Certains choix dépassent notre capacité à évaluer

Prairie Messenger
Septembre 1995
Mark Miller, C.Ss.R. Ph.D.

Lors d’un forum public sur la question de l’euthanasie et du suicide assisté, une femme plutôt affirmative m’a mis au défi de me prononcer contre l’élimination de toute vie humaine. « Si ma mère, m’a-t-elle dit, me disait qu’elle voulait mettre fin à ses jours, alors ce serait mon devoir affectueux de l’aider à réaliser son souhait. Après tout, c’est son choix. »

Pour moi, c’est la question clé du débat sur l’autorisation ou non du suicide assisté. Les gens soutiennent que la fin de sa vie devrait être entre les mains de chacun, déterminée selon ses propres critères et valeurs, et quiconque n’est pas d’accord manque de respect à la liberté de cette personne.

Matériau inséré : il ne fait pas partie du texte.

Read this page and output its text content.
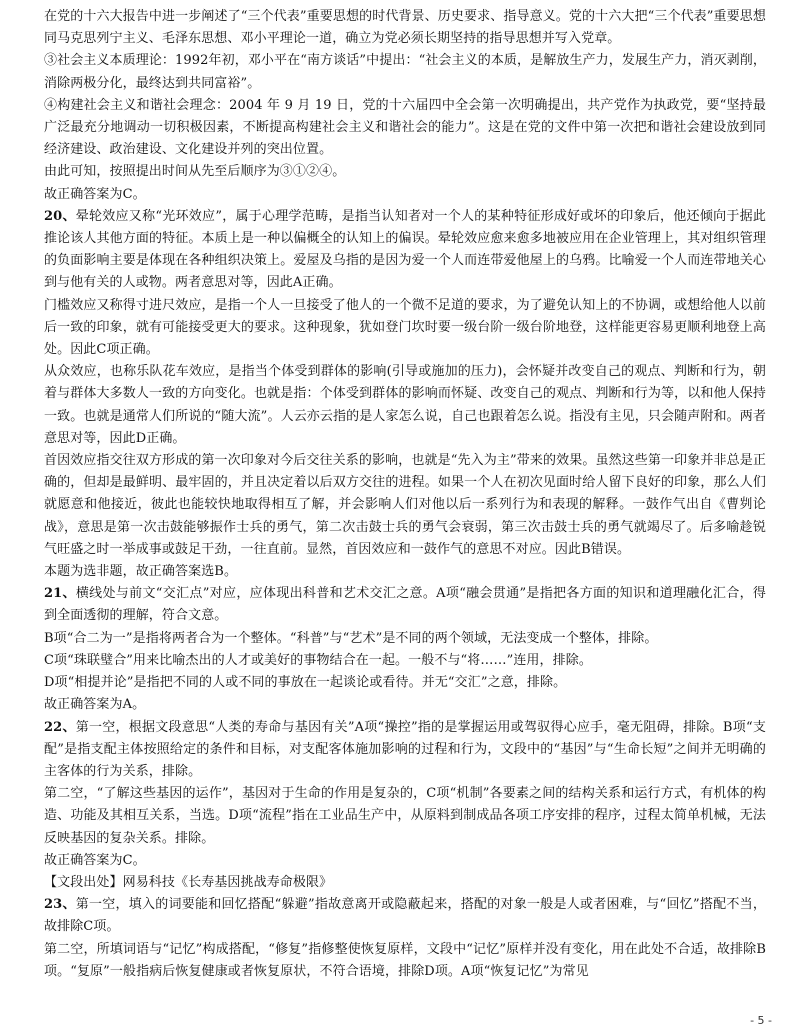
在党的十六大报告中进一步阐述了“三个代表”重要思想的时代背景、历史要求、指导意义。党的十六大把“三个代表”重要思想同马克思列宁主义、毛泽东思想、邓小平理论一道，确立为党必须长期坚持的指导思想并写入党章。

③社会主义本质理论：1992年初，邓小平在“南方谈话”中提出：“社会主义的本质，是解放生产力，发展生产力，消灭剥削，消除两极分化，最终达到共同富裕”。

④构建社会主义和谐社会理念：2004 年 9 月 19 日，党的十六届四中全会第一次明确提出，共产党作为执政党，要“坚持最广泛最充分地调动一切积极因素，不断提高构建社会主义和谐社会的能力”。这是在党的文件中第一次把和谐社会建设放到同经济建设、政治建设、文化建设并列的突出位置。

由此可知，按照提出时间从先至后顺序为③①②④。

故正确答案为C。

20、晕轮效应又称“光环效应”，属于心理学范畴，是指当认知者对一个人的某种特征形成好或坏的印象后，他还倾向于据此推论该人其他方面的特征。本质上是一种以偏概全的认知上的偏误。晕轮效应愈来愈多地被应用在企业管理上，其对组织管理的负面影响主要是体现在各种组织决策上。爱屋及乌指的是因为爱一个人而连带爱他屋上的乌鸦。比喻爱一个人而连带地关心到与他有关的人或物。两者意思对等，因此A正确。

门槛效应又称得寸进尺效应，是指一个人一旦接受了他人的一个微不足道的要求，为了避免认知上的不协调，或想给他人以前后一致的印象，就有可能接受更大的要求。这种现象，犹如登门坎时要一级台阶一级台阶地登，这样能更容易更顺利地登上高处。因此C项正确。

从众效应，也称乐队花车效应，是指当个体受到群体的影响(引导或施加的压力)，会怀疑并改变自己的观点、判断和行为，朝着与群体大多数人一致的方向变化。也就是指：个体受到群体的影响而怀疑、改变自己的观点、判断和行为等，以和他人保持一致。也就是通常人们所说的“随大流”。人云亦云指的是人家怎么说，自己也跟着怎么说。指没有主见，只会随声附和。两者意思对等，因此D正确。

首因效应指交往双方形成的第一次印象对今后交往关系的影响，也就是“先入为主”带来的效果。虽然这些第一印象并非总是正确的，但却是最鲜明、最牢固的，并且决定着以后双方交往的进程。如果一个人在初次见面时给人留下良好的印象，那么人们就愿意和他接近，彼此也能较快地取得相互了解，并会影响人们对他以后一系列行为和表现的解释。一鼓作气出自《曹刿论战》，意思是第一次击鼓能够振作士兵的勇气，第二次击鼓士兵的勇气会衰弱，第三次击鼓士兵的勇气就竭尽了。后多喻趁锐气旺盛之时一举成事或鼓足干劲，一往直前。显然，首因效应和一鼓作气的意思不对应。因此B错误。

本题为选非题，故正确答案选B。

21、横线处与前文“交汇点”对应，应体现出科普和艺术交汇之意。A项“融会贯通”是指把各方面的知识和道理融化汇合，得到全面透彻的理解，符合文意。

B项“合二为一”是指将两者合为一个整体。“科普”与“艺术”是不同的两个领域，无法变成一个整体，排除。

C项“珠联璧合”用来比喻杰出的人才或美好的事物结合在一起。一般不与“将……”连用，排除。

D项“相提并论”是指把不同的人或不同的事放在一起谈论或看待。并无“交汇”之意，排除。

故正确答案为A。

22、第一空，根据文段意思“人类的寿命与基因有关”A项“操控”指的是掌握运用或驾驭得心应手，毫无阻碍，排除。B项“支配”是指支配主体按照给定的条件和目标，对支配客体施加影响的过程和行为，文段中的“基因”与“生命长短”之间并无明确的主客体的行为关系，排除。

第二空，“了解这些基因的运作”，基因对于生命的作用是复杂的，C项“机制”各要素之间的结构关系和运行方式，有机体的构造、功能及其相互关系，当选。D项“流程”指在工业品生产中，从原料到制成品各项工序安排的程序，过程太简单机械，无法反映基因的复杂关系。排除。

故正确答案为C。

【文段出处】网易科技《长寿基因挑战寿命极限》

23、第一空，填入的词要能和回忆搭配“躲避”指故意离开或隐蔽起来，搭配的对象一般是人或者困难，与“回忆”搭配不当，故排除C项。

第二空，所填词语与“记忆”构成搭配，“修复”指修整使恢复原样，文段中“记忆”原样并没有变化，用在此处不合适，故排除B项。“复原”一般指病后恢复健康或者恢复原状，不符合语境，排除D项。A项“恢复记忆”为常见

- 5 -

J’ai un grand respect pour la liberté des gens. Cependant, j’ai beaucoup moins de respect pour leurs choix, non pas parce que les gens ne font pas de bons et sages choix, mais parce que certains choix sont tout simplement au-delà de ma capacité, ou de la capacité de quiconque, à les évaluer. Lorsque les gens prétendent que l’aide au suicide consiste simplement à respecter le choix libre et autonome d’une personne, je dois souligner qu’en respectant ce choix, le respectant fait un choix. Soit le respectant est d’accord avec le choix (« C’est un bon choix »), soit il est d’accord avec le fait que la personne peut choisir (« Je n’ai pas d’opinion sur ton choix, mais j’accepte ton droit de le faire »). Dans le premier cas, vous laissez entendre que vous connaissez suffisamment la personne pour savoir que le choix est en fait bon. Dans le deuxième cas, vous essayez d’éviter toute responsabilité morale pour le choix (ce qui peut être parfaitement légitime dans certaines circonstances).

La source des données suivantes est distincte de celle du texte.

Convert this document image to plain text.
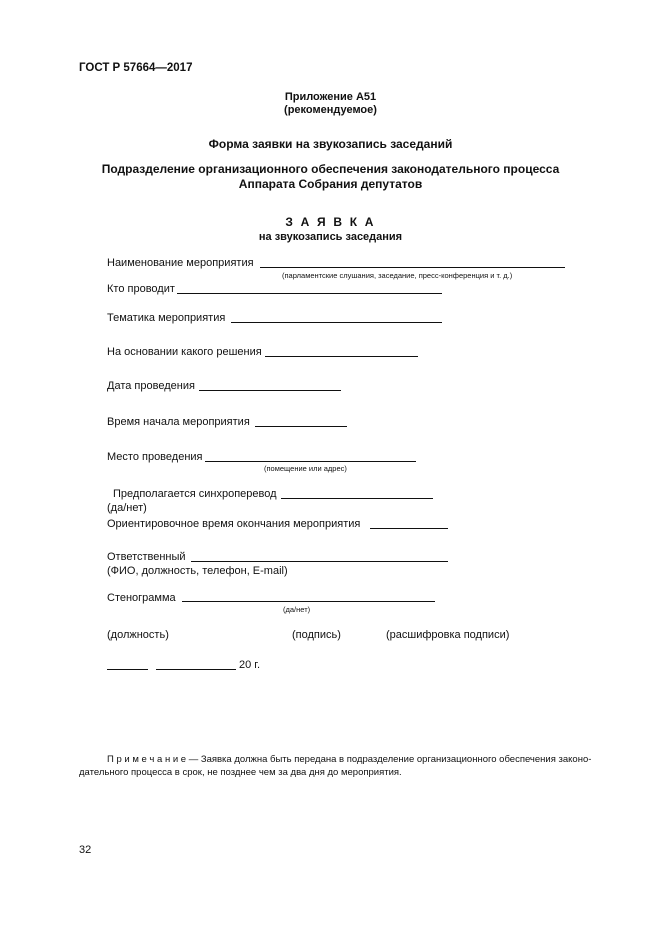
ГОСТ Р 57664—2017
Приложение А51
(рекомендуемое)
Форма заявки на звукозапись заседаний
Подразделение организационного обеспечения законодательного процесса
Аппарата Собрания депутатов
З А Я В К А
на звукозапись заседания
Наименование мероприятия
(парламентские слушания, заседание, пресс-конференция и т. д.)
Кто проводит
Тематика мероприятия
На основании какого решения
Дата проведения
Время начала мероприятия
Место проведения
(помещение или адрес)
Предполагается синхроперевод
(да/нет)
Ориентировочное время окончания мероприятия
Ответственный
(ФИО, должность, телефон, E-mail)
Стенограмма
(да/нет)
(должность)	(подпись)	(расшифровка подписи)
20 г.
П р и м е ч а н и е — Заявка должна быть передана в подразделение организационного обеспечения законо-
дательного процесса в срок, не позднее чем за два дня до мероприятия.
32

Cependant, revenons à la situation mère-fille. Pour que la fille soit d’accord avec la mère, soit le choix de la mère doit être reconnu comme étant bon, soit la fille doit simplement accepter le choix de la mère sans poser de questions. Mais comment la fille saurait-elle que c’est un bon choix ? Évidemment, elle remettrait en question sa mère. Peut-être que sa mère est en train de mourir, qu’elle traverse une période plutôt difficile et qu’elle a décidé qu’elle voulait en finir. Une fille dévouée pourrait essayer de la convaincre qu’il est encore temps, peut-être de meilleurs soins palliatifs, que sa famille l’aime toujours et veut être avec elle et prendre soin d’elle. Cependant, la mère est catégorique : elle a pris sa décision et elle veut mourir.

Cela peut sembler évident. Mais est-ce vraiment le cas ? Peut-être la mère sent-elle que la fille et les autres membres de la famille voudraient continuer à vivre. La mort de la mère interfère avec elle ; la bonne vieille maman veut donc faciliter les choses à ses enfants. Elle ne dit pas cela parce que cela semblerait porter un jugement. Par conséquent, la fille pense qu’elle est simplement fidèle aux souhaits (exprimés) de sa mère, alors qu’il se passe quelque chose de complètement différent.

Passons au deuxième scénario. Supposons que la fille dise simplement : « Maman, c’est ton choix, je ne veux pas le savoir. Je t’aiderai si tu le veux vraiment. » Que peut entendre la mère dans ces mots ? Ma fille est prête à ce que je meure, elle ne veut plus s’occuper de moi, j’avais raison, il vaut mieux que je quitte ce monde maintenant. »

J’espère que cela ne vous paraît pas cruel. Mais le fait est que nous, êtres humains, ignorons souvent nos propres motivations pour un choix particulier, et encore moins celles d’autrui, y compris d’une personne très proche de nous. Combien de fois avons-nous entendu dire que même un conjoint ne l’a jamais vraiment écouté sur un sujet particulier, mais qu’il projette plutôt ses sentiments ou ses désirs sur l’autre. La fille peut être capable de deviner que sa mère exprime clairement son désir de mourir. Mais elle ne peut jamais le savoir avec certitude.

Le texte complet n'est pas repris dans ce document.